Diversification Opportunities for Thong Nhat and Pha Le
-0.38 | Correlation Coefficient |
Very good diversification
The 3 months correlation between Thong and Pha is -0.38. Overlapping area represents the amount of risk that can be diversified away by holding Thong Nhat Rubber and Pha Le Plastics in the same portfolio, assuming nothing else is changed. The correlation between historical prices or returns on Pha Le Plastics and Thong Nhat is a relative statistical measure of the degree to which these equity instruments tend to move together. The correlation coefficient measures the extent to which returns on Thong Nhat Rubber are associated (or correlated) with Pha Le. Values of the correlation coefficient range from -1 to +1, where. The correlation of zero (0) is possible when the price movement of Pha Le Plastics has no effect on the direction of Thong Nhat i.e., Thong Nhat and Pha Le go up and down completely randomly.
Pair Corralation between Thong Nhat and Pha Le
Assuming the 90 days trading horizon Thong Nhat Rubber is expected to generate 3.42 times more return on investment than Pha Le. However, Thong Nhat is 3.42 times more volatile than Pha Le Plastics. It trades about 0.04 of its potential returns per unit of risk. Pha Le Plastics is currently generating about 0.12 per unit of risk. If you would invest 3,105,000 in Thong Nhat Rubber on December 20, 2024 and sell it today you would earn a total of 110,000 from holding Thong Nhat Rubber or generate 3.54% return on investment over 90 days.

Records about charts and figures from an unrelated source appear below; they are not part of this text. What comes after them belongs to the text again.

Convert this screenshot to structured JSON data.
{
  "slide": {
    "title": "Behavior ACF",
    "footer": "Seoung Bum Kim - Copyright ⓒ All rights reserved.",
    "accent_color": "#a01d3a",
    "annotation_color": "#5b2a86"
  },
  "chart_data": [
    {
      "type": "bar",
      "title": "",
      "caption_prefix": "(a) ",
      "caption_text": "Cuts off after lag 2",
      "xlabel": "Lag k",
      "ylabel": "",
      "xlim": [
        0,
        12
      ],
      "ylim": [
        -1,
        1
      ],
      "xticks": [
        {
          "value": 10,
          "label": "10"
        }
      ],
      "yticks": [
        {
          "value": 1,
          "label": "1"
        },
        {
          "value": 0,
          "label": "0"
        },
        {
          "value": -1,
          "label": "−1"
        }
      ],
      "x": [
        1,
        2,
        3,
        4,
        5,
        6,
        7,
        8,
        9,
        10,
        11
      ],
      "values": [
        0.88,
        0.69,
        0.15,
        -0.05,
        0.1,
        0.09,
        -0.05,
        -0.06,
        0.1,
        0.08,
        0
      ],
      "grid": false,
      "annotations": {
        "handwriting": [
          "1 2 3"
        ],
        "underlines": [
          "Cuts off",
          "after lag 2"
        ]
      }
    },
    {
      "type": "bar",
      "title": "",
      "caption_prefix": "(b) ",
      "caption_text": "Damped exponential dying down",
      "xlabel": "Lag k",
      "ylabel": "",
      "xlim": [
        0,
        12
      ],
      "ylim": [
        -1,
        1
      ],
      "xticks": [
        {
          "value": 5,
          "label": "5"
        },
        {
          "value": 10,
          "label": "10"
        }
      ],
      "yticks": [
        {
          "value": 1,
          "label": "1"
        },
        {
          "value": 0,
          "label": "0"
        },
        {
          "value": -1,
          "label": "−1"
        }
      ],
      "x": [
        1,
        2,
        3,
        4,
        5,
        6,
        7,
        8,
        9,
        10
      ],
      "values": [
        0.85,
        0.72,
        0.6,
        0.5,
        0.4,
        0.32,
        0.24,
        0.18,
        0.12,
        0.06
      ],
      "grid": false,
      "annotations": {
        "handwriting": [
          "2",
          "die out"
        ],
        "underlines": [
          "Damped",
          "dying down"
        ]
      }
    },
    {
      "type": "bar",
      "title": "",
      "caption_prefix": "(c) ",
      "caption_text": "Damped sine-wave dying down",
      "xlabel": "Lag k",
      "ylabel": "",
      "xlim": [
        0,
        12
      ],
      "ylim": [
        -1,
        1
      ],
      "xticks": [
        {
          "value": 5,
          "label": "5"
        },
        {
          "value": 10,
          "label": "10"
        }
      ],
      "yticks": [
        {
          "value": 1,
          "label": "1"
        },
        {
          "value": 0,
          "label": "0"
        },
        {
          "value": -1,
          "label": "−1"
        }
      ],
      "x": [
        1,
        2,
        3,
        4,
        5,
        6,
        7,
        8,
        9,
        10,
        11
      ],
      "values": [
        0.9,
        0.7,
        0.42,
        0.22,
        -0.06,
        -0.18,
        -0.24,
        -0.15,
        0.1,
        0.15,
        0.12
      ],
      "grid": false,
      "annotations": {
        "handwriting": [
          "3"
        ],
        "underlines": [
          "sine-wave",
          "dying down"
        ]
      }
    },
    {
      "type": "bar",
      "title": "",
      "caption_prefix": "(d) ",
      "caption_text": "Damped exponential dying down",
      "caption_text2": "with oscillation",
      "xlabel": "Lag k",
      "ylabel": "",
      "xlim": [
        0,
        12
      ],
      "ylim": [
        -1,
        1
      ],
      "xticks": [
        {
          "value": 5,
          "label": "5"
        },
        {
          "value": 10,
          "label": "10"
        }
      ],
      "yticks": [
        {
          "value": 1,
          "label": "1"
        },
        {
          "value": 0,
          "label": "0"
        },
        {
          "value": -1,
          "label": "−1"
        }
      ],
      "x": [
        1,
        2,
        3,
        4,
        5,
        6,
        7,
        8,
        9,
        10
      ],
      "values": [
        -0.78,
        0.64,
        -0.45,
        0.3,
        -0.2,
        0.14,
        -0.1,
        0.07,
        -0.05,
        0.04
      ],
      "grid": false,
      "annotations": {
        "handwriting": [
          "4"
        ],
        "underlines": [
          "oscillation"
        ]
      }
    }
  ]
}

Time Period | 3 Months [change] |
Direction | Moves Against |
Strength | Insignificant |
Accuracy | 72.41% |
Values | Daily Returns |
Thong Nhat Rubber vs. Pha Le Plastics
Performance |
Timeline |
Thong Nhat Rubber |
Pha Le Plastics |
Thong Nhat and Pha Le Volatility Contrast
Predicted Return Density |
Returns |
Pair Trading with Thong Nhat and Pha Le
The main advantage of trading using opposite Thong Nhat and Pha Le positions is that it hedges away some unsystematic risk. Because of two separate transactions, even if Thong Nhat position performs unexpectedly, Pha Le can make up some of the losses. Pair trading also minimizes risk from directional movements in the market. For example, if an entire industry or sector drops because of unexpected headlines, the short position in Pha Le will offset losses from the drop in Pha Le's long position.Thong Nhat vs. Saigon Telecommunication Technologies | Thong Nhat vs. PetroVietnam Drilling Well | Thong Nhat vs. Da Nang Construction | Thong Nhat vs. VTC Telecommunications JSC |
Pha Le vs. Hai An Transport | Pha Le vs. Kien Giang Construction | Pha Le vs. Nafoods Group JSC | Pha Le vs. PetroVietnam Drilling Well |
Check out your portfolio center.Note that this page's information should be used as a complementary analysis to find the right mix of equity instruments to add to your existing portfolios or create a brand new portfolio. You can also try the Options Analysis module to analyze and evaluate options and option chains as a potential hedge for your portfolios.